DUA PULUH SATU

41.8K 3.6K 48
                                    

Adit menyambangi apartemen Ana keesokan paginya. Ia membawa lontong sayur untuknya, Ana dan juga Tisa yang tadi malam memutuskan untuk menginap di apartmen Ana. Tampilan Adit yang belum sepenuhnya rapih itu membuat Ana mengernyitkan dahi.

"Kenapa Na?" Adit yang menyadari tatapan aneh Ana terhadapnya kemudian bertanya.

Ana gelagapan saat tertangkap basah sedang memperhatikan Adit, "Eng..eng...ga papa Dit." Ana menyibukkan diri dengan mengaduk kopi panas untuk mereka.

"Yakin ngga papa?" Adit segera mendekati tubuh Ana dan langsung disertai dengan degupan keras jantung Ana. Tempo yang tak beraturan membuat Ana menahan nafasnya.

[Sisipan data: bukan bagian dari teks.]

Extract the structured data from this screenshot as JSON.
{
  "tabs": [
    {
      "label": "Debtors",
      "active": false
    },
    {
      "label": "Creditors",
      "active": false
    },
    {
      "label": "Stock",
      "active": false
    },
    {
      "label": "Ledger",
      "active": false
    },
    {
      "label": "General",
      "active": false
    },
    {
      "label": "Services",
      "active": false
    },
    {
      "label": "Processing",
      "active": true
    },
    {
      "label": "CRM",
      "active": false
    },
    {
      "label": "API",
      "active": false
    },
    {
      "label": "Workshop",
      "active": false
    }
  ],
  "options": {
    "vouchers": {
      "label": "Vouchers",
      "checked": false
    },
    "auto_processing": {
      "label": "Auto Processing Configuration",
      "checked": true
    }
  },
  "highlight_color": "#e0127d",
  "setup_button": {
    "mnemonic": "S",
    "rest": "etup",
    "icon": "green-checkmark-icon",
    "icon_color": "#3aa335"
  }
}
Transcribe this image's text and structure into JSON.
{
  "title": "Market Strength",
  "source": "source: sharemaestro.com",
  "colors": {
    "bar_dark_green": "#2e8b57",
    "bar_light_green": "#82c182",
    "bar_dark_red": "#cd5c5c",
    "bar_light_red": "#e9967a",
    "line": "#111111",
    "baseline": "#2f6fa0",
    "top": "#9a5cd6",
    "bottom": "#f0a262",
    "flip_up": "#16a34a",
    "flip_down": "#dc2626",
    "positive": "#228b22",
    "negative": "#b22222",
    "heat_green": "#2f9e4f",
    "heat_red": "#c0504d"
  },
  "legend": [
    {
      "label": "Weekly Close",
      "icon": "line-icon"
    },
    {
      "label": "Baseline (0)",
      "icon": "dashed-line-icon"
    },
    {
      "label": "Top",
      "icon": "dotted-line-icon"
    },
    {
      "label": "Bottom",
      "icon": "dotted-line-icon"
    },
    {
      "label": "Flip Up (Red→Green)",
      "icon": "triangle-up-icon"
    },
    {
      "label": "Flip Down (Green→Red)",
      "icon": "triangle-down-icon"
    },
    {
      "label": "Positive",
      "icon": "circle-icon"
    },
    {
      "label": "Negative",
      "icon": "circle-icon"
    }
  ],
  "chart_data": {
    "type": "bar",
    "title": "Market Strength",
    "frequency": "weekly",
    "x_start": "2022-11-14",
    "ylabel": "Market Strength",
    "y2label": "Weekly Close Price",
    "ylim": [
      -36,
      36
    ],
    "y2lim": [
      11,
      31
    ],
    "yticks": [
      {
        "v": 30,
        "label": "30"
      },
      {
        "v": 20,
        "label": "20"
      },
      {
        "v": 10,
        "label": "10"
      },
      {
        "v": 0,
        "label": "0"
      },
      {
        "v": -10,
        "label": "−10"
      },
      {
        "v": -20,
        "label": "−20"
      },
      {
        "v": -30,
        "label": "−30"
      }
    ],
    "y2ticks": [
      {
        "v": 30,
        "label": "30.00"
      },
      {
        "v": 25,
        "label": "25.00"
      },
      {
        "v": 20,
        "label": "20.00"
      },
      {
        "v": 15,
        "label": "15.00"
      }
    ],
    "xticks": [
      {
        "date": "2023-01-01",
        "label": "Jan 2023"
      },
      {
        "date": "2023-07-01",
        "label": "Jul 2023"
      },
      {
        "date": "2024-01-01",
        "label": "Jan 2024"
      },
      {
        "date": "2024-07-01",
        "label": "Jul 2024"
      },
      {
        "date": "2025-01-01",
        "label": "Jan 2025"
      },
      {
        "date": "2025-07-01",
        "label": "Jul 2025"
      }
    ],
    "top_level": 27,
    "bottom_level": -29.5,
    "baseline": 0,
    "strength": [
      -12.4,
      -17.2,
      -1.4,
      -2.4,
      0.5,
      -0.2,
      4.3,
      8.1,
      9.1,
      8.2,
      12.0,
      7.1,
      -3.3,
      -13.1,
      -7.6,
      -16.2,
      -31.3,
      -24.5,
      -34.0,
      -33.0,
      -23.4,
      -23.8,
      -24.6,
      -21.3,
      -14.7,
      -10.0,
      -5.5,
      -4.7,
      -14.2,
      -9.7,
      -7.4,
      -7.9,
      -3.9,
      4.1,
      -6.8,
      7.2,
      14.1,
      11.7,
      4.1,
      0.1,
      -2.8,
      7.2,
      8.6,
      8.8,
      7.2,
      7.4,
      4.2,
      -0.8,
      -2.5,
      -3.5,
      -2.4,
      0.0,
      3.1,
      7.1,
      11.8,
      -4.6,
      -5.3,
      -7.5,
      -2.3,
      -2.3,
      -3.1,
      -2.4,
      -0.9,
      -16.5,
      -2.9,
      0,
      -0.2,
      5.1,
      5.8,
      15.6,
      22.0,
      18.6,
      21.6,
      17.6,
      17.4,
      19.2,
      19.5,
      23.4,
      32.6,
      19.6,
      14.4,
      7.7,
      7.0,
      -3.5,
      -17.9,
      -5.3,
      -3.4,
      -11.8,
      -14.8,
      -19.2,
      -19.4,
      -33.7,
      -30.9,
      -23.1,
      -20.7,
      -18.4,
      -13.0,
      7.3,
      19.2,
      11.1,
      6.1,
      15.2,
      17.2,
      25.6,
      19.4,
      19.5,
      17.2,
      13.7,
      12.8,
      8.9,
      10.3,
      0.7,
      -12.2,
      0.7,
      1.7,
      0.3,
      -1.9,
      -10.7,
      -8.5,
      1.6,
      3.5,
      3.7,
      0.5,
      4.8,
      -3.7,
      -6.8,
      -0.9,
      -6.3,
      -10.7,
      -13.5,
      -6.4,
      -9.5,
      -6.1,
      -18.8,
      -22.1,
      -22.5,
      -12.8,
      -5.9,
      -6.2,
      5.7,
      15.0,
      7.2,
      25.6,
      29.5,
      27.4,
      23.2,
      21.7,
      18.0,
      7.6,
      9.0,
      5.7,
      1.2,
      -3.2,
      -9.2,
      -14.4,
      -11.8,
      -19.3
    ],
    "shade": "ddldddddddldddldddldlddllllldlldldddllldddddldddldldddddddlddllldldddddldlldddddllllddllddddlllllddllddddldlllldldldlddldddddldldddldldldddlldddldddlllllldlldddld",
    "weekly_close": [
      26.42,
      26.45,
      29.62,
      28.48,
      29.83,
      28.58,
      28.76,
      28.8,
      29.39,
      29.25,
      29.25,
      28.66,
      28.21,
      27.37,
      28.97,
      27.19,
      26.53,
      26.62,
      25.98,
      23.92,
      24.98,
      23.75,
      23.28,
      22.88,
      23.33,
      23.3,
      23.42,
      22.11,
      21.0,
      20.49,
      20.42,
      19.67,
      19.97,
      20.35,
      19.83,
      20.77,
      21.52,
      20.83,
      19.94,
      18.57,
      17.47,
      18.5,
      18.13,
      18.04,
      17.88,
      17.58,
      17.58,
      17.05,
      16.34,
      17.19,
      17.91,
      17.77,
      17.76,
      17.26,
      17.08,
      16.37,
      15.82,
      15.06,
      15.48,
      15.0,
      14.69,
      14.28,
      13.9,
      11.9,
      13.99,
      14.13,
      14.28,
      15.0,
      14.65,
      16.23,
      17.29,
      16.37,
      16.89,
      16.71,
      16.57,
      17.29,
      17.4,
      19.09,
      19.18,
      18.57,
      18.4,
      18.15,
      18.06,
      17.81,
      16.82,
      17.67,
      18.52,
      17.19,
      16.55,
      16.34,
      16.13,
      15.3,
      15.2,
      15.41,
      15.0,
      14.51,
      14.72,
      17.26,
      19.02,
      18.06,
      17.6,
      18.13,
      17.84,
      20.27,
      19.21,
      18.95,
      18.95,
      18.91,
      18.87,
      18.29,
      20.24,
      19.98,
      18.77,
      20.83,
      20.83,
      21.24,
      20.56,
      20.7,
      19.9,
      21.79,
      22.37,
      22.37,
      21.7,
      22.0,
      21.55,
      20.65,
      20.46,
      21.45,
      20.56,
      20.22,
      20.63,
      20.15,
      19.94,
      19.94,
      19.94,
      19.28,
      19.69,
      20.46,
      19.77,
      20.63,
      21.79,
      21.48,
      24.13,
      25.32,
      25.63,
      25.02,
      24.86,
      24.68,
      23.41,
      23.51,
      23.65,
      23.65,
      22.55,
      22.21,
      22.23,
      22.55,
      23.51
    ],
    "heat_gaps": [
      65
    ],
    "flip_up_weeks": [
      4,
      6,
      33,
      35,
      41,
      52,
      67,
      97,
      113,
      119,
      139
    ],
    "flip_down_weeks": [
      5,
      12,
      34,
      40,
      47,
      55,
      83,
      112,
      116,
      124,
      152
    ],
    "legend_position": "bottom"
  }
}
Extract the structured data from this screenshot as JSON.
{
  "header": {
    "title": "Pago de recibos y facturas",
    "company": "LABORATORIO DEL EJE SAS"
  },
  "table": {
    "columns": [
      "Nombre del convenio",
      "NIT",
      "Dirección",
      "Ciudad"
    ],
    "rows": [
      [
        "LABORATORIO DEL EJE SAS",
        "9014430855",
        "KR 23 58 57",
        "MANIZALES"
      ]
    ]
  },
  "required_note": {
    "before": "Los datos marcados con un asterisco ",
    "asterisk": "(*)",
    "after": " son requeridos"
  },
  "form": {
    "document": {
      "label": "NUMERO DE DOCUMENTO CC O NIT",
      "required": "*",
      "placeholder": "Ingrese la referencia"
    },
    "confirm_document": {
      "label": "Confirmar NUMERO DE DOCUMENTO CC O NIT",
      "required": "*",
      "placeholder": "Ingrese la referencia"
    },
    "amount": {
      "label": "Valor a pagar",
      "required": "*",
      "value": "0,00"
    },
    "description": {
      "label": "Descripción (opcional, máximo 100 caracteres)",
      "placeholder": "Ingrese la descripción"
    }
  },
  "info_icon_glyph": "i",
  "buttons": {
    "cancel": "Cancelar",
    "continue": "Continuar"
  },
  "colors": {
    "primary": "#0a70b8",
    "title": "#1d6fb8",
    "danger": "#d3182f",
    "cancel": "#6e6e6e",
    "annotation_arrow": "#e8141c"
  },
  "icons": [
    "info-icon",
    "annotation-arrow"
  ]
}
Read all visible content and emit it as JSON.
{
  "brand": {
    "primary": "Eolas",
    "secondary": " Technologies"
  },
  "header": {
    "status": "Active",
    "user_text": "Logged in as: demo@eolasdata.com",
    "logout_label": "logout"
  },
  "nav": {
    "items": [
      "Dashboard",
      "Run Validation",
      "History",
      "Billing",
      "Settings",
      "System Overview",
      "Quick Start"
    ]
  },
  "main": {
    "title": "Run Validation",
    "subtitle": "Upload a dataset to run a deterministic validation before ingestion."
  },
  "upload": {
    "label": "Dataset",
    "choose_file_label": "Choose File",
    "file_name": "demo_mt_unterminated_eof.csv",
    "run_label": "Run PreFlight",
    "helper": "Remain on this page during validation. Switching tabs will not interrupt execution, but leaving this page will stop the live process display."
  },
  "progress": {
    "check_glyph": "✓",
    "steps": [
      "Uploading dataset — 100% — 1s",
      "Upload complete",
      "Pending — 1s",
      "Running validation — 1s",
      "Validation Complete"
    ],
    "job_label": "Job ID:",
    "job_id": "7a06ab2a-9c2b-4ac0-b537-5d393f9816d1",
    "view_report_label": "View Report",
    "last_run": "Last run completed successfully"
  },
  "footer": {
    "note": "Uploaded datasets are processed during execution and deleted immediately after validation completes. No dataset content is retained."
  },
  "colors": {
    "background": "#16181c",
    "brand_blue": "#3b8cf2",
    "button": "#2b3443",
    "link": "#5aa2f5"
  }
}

"Oh malah ngga bisa napas. Maaf ya Na." Adit segera menjauhkan tubuhnya dari tubuh Ana membuat Ana seketika menghembuskan nafas lega.

Tisa yang memang sedari tadi mendapat morning call dari Mas Indra karena ada beberapa berkas yang belum siap untuk meeting pagi ini terpaksa harus meninggalkan Adit dan Ana. Ia pun beranjak pamit sesaat setelah menghabiskan satu gelas kopinya. Berjalan mendekati Ana dan mengecup pipi sahabatnya tersebut.

"Sepagi ini kah Tis?" Ana menatap Tisa dengan wajah memelas.

"Lo tau kan Mas Indra itu bisa berubah jadi mbak-mbak yang lagi PMS kalo udah ngamuk? Gue gamau jadi sasaran kemarahannya kali ini. Sekian." Tisa mengenakan sepatunya sambil mencomot kerupuk lontong sayur yang dibiarkan tergeletak di meja makan.

"Tisa nanti malem nginep sini lagi kan?" Ana berteriak saat melihat Tisa sudah membuka knop pintu apartemennya.

"Ih berisik amat sih lo Noy. Gue udah buru-buru nih. Minta temenin aja sana sama laki lu!" Tisa bergegas meninggalkan apartemen Ana sebelum wanita itu memakinya lebih lanjut.

Kemudian hening. Hanya suara garpu dan sendok yang beradu. Menyisakan kebisuan, Adit dan Ana yang tenang dalam diamnya.

"Na." Adit memanggil, memaksa Ana untuk menatap lamat-lamat wajah maskulin Adit. Rambut-rambut halus yang mulai tumbuh disekitar rahangnya memaksa Ana bertanya dalam hati sudah berapa lama pria ini tak mencukurnya? Tatapan wajah tegasnya kepada Ana masih sama seperti dulu saat kata cinta itu terucap dari bibir manisnya. Ah, Ana sudah gila akan semua ini. Sepagi ini dan semesta sudah bermain-main dengan cara mengacaukan pertahanannya.

"Hmmm." Ana hanya mampu mengeluarkan dehaman dari mulutnya yang terkatup.

"Are you okay?" Tanya Adit menatap lekat wajah Ana yang memerah.

"Baik kok. Terimakasih ya." Jawab Ana kemudian. Tak dipungkiri bahwa hatinya bergemuruh, dadanya tak bisa menerima bahwa ada kegugupan maha dahsyat saat bersama Adit.

"Untuk apa?" tanya Adit selanjutnya.

"Kamu kenapa kemarin ada di basement kantor aku?" Ana tak menjawab pertanyaan Adit, justru melontarkan pertanyaan untuknya.

"Huh?" Adit gelagapan. Tangannya yang tengah menyendok kuah lontong sayur seketika terhenti.

Ana menatap Adit dan Adit berbalas menatapnya. Tatapan mereka beradu, debaran jantung masing-masing memburu. Ana tak yakin ia masih selamat dari jantungnya apabila mata mereka tetap saling beradu seperti itu.

"Aku tanya kenapa kamu ada di basement kantor aku?" paksa Ana kepada Adit. Saat ini emosi dirinya telah terkumpul sangat baik, sehingga ia sudah bisa menghadapi Adit.

"Kalau aku bilang mau ngajak kamu makan siang?" Adit menjawab, ada nada ragu dalam pertanyaannya.

Ana membelalak tak percaya. Matanya terus menatap Adit yang justru sibuk mengaduk-aduk kuah lontong sayur.